TypeScript-specific stuff

  • When given an explicit string, we can figure things out - otherwise, we need to be explicitly told the type somehow.

  • This means that when we run the pre-bind step, it needs to walk the full tree.

    • That has a ~140ms addition - "that's not nothing".
    • Could just track whether it's ever used in the tree, then do a full-walk if so.
    • We need to find a fast way to accomplish this.
    • Salsa already does this - but that's best-effort, and we want to keep the general TypeScript scenario as great as we can.
  • When people import "broken up" strings (i.e. import(`hello/${thingHere}/index.js`) can we provide a decent experience?
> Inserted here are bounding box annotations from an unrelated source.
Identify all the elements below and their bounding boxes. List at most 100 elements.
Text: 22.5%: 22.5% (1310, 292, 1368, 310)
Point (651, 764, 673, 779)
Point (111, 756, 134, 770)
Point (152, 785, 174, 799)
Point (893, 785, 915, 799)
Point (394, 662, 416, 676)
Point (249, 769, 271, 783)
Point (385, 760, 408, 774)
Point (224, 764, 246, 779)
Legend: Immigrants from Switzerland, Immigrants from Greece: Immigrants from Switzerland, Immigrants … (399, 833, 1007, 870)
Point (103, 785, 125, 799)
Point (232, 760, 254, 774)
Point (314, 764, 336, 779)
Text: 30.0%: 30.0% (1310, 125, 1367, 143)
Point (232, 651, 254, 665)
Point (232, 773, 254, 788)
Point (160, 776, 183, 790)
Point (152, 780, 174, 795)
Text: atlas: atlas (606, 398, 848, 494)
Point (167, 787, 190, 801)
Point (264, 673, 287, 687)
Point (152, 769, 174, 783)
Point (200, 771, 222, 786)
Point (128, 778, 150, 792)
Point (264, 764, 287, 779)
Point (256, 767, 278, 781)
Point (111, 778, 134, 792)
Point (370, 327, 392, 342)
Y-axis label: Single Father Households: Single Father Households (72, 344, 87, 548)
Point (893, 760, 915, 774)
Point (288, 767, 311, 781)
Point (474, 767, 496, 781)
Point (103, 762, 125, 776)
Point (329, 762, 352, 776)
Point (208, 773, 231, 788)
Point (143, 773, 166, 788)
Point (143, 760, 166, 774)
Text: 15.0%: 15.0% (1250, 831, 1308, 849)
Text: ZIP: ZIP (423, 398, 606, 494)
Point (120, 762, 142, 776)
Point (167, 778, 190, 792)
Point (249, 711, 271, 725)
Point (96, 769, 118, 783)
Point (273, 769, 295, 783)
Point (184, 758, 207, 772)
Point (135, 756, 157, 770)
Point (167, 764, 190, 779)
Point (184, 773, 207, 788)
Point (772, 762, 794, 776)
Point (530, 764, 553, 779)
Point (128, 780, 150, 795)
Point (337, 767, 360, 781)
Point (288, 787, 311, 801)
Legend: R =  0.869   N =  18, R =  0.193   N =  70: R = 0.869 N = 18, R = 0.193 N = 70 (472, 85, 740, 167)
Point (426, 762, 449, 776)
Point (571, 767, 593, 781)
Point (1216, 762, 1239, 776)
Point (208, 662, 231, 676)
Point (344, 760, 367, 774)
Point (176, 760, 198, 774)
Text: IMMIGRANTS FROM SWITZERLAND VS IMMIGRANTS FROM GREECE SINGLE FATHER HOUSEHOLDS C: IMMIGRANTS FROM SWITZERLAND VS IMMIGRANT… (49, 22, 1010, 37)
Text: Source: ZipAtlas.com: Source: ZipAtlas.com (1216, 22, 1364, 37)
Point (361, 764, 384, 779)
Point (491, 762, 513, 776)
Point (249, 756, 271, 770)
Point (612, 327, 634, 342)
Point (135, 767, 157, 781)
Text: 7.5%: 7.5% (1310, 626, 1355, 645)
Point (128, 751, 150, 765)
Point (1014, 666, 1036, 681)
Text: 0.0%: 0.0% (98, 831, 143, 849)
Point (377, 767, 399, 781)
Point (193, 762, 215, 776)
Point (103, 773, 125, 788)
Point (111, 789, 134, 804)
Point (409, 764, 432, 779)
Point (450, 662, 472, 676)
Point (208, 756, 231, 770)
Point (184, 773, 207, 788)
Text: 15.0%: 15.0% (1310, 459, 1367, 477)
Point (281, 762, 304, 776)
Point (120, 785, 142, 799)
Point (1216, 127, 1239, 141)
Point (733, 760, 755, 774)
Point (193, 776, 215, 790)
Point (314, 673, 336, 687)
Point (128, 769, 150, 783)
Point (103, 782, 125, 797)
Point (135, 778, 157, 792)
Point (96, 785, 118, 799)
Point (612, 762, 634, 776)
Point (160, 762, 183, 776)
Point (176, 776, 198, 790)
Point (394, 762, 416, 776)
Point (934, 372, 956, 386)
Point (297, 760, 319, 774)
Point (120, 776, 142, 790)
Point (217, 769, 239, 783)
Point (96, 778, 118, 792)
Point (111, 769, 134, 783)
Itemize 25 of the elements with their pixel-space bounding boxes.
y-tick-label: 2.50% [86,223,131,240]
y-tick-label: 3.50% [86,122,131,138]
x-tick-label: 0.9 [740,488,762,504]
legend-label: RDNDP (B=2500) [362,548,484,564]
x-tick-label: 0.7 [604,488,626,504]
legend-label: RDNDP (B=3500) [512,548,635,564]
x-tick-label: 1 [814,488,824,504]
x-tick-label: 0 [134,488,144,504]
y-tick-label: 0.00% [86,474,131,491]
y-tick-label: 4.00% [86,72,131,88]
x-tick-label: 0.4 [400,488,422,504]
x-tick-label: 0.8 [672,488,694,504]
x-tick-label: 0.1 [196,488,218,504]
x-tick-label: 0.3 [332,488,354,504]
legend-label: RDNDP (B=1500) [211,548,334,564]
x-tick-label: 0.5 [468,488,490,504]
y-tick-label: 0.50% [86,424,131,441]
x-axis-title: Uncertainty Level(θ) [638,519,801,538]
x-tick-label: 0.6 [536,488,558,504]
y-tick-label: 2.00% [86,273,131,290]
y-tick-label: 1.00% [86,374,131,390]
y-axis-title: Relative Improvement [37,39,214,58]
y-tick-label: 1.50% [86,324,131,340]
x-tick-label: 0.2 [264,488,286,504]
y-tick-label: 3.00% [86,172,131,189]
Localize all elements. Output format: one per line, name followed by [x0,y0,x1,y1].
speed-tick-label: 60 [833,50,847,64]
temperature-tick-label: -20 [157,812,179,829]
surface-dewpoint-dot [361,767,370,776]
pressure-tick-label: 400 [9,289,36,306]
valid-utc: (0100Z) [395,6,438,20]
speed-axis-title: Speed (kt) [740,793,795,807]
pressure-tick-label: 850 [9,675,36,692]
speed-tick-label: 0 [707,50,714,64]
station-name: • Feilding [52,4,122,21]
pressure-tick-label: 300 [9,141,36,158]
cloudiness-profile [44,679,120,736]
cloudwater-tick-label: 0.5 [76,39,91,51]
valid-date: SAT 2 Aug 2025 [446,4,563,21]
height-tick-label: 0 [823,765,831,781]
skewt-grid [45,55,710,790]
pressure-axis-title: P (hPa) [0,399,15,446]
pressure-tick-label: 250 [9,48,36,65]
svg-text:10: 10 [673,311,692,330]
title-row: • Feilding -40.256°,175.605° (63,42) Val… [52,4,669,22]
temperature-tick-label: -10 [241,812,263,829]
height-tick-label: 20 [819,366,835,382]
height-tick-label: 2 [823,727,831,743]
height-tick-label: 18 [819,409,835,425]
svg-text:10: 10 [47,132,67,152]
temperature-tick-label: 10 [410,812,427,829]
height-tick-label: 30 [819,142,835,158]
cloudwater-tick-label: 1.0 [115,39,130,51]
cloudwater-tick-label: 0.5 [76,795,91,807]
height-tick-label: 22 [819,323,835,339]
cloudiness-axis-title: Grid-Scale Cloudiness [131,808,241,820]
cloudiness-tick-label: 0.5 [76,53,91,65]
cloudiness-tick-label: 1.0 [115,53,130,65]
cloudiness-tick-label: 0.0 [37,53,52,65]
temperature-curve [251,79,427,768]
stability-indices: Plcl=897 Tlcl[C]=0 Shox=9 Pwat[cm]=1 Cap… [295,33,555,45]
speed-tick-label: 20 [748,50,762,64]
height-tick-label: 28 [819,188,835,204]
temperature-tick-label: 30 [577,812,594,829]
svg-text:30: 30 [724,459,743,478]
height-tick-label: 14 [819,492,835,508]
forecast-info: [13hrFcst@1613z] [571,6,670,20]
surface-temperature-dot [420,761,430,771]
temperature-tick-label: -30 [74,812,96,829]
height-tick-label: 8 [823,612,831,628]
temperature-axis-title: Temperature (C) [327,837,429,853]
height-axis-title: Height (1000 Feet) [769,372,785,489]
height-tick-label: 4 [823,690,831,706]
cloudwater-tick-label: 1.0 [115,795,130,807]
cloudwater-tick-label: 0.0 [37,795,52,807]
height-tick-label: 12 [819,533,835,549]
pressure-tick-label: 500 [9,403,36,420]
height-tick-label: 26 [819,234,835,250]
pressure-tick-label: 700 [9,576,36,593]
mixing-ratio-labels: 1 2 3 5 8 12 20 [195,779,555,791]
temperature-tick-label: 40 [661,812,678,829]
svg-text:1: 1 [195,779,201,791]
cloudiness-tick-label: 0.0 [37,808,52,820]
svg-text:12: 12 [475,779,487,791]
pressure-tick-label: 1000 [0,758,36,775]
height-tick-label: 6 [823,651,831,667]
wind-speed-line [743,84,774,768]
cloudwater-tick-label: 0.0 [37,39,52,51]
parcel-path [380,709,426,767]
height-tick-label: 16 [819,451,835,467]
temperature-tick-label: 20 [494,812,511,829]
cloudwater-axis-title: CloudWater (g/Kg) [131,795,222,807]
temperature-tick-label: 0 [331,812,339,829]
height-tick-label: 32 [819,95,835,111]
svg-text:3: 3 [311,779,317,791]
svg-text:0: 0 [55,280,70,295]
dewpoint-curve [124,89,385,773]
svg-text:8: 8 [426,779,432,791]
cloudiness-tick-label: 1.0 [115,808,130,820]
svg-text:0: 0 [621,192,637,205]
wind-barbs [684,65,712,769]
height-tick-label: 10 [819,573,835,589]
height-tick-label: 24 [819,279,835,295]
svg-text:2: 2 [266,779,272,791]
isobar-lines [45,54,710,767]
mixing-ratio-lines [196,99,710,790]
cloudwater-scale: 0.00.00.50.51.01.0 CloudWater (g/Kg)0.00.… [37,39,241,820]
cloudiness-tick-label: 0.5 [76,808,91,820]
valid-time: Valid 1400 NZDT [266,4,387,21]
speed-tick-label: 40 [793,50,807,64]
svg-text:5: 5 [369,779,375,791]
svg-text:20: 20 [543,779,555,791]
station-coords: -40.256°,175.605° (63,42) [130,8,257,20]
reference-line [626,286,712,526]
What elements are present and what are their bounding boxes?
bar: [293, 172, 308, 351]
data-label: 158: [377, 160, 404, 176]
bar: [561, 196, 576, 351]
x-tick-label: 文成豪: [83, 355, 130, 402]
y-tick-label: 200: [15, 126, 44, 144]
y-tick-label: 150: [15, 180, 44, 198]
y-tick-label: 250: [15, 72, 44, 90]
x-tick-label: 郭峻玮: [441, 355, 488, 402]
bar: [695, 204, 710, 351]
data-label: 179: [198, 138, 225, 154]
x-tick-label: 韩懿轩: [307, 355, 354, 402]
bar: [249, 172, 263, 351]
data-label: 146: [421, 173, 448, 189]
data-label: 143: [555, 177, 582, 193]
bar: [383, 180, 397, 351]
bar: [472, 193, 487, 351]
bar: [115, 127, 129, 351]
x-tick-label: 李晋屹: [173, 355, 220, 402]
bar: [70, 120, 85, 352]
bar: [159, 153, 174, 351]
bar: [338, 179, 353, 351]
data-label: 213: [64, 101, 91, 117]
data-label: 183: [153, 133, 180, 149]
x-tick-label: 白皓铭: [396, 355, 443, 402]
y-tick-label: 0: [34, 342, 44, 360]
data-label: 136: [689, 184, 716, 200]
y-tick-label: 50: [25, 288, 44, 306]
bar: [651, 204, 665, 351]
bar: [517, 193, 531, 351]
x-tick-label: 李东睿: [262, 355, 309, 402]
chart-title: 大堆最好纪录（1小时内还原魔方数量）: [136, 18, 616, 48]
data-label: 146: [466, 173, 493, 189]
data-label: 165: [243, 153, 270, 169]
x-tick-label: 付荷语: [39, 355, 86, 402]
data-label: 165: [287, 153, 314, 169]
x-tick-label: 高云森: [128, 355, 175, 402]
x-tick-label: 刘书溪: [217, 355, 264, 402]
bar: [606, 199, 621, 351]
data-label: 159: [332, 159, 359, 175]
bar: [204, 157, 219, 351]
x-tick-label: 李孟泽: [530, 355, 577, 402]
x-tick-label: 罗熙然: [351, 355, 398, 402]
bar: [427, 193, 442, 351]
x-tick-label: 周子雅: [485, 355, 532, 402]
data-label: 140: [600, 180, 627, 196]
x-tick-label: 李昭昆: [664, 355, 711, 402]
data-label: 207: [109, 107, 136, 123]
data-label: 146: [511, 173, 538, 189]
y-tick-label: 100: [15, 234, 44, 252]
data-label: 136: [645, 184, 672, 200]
    • Maybe, down the line.

Proposals to allow people to type untyped imports

  1. Use a namespace import where imports get elided.
    • import * as foo from "foo" gets erased if foo is never used as a value.
    • This is too subtle.
  2. A new moduleof keyword that takes a string literal.
    • Problem is that you need to cast - not typically
    • Need to bikeshed on the syntax.
      • declare var m: import("./module")
      • declare var m: typeof import("./module")
      • declare var m: moduleof "./module";
      • declare var m: importof "./module";
      • declare var m: typeof "./module";
      • declare var m: module "./module";

Question: do these syntaxes allow qualified names?
* declare var m: (module "./foo").namespace.Interface

We could adopt the import type * as ns from "./a.js".
* This would bring in the namespace import.

Conclusion: let's do the dynamic import, bikeshed offline.

Spread & rest type operators

  • spread(T, U) and rest(T, 'a' | 'b' | 'c')

  • Concern: what about infinitely expansion & recursion problems.

Spread object literal freshness

var c = { d: 0 };
var o: { a: number, b: string } = {
    a: 0,
    b: "",
    ...c,
    d: 100
};

When you spread in c, you don't know what properties it really has.
So TypeScript doesn't really know if you have excess properties in some cases.

However, d very explicitly appears to be an excess property.
It is statically known to be there - we can always tell.
There is agreement that we should catch that.

What about

var c = {
    a: 0,
    d: 0
}
var o: { a: number } = { a: 0, ...c}

Seems arguable about whether there should be an error.

Conclusion: track freshness on properties, not spreads.